Из дома шагнул под звезды, жадно, словно на прощание, вдыхая влажные ароматы ночного сада. Для руссияни- на весь мир дом, и весь мир — могила, это известно, но в призрачном сплетении дерев, в колющем электрическом полумраке, в хрусте гравия под ногами я словно почувствовал что–то родное, привнесенное с родины. Калитка в металлических воротах отпиралась простым нажатием пальца — и я незаметно выскользнул на улицу. Единственная машина в тихом переулке — горбатый «бьюик» — притулилась под вязом, свесившим голову из палисадника; я не сомневался, что стриженый господин, подогнавший «бьюик» часа четыре назад (я засек его из окна), как сидел в нем, так и сидит.

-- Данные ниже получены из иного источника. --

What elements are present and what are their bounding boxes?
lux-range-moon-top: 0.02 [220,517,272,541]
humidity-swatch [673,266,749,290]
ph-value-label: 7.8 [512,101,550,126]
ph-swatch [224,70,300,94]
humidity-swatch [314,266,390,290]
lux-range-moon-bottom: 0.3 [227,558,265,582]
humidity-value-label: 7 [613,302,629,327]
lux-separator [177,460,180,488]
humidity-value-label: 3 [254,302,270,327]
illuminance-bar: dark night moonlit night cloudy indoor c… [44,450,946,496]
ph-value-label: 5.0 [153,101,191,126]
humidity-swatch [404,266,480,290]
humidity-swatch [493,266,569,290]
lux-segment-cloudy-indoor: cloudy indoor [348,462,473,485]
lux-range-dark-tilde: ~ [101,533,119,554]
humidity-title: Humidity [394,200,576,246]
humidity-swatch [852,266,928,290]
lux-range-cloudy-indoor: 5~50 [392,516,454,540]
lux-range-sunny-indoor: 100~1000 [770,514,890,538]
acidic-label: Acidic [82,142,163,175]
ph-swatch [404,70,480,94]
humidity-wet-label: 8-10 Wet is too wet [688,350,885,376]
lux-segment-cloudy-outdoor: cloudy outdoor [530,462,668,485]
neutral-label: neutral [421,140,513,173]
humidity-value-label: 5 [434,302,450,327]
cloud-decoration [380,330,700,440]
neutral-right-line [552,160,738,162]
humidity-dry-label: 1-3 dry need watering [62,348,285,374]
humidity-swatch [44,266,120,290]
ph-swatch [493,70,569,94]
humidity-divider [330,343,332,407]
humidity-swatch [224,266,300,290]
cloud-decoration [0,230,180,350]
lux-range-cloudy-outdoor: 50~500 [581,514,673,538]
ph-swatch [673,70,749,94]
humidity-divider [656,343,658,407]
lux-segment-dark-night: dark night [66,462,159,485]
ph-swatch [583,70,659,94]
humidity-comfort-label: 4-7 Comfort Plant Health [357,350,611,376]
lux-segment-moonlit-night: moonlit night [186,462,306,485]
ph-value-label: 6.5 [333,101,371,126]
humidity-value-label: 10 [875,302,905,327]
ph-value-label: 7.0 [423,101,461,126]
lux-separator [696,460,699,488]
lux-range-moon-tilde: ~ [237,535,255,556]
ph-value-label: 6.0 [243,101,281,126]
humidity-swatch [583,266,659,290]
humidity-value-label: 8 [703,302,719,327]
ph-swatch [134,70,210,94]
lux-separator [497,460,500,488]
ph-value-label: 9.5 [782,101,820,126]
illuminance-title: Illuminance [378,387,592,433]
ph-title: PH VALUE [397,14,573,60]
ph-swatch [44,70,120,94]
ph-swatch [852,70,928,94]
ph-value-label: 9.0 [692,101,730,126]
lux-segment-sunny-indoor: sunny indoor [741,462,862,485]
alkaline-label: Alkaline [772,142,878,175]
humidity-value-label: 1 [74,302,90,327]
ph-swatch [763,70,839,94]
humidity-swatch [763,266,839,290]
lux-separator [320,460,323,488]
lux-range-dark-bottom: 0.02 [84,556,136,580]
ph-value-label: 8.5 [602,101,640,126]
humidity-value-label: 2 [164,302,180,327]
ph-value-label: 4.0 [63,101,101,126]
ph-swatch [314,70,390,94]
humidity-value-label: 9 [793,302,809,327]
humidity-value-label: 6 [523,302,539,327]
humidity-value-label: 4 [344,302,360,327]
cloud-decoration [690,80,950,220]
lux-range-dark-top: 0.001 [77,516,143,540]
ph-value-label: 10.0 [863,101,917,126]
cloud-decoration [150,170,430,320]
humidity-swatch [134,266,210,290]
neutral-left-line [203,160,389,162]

Так и оказалось. Через темные стекла ничего не разглядишь, но я подергал ручку задней дверцы, она открылась, я забрался внутрь, — и тут же на передней панели зажглись сочно–бордовые лампочки, не то чтобы осветившие салон, но разогнавшие мрак. Хозяин машины расположился на переднем сиденье вполоборота ко мне. Лица не разберешь, но видно, что насупленный.
— Нагловато себя ведете, любезный, — пробурчал он. — Нарушаете право частной собственности.
— Кто вы такой, черт побери? Почему нас преследуете?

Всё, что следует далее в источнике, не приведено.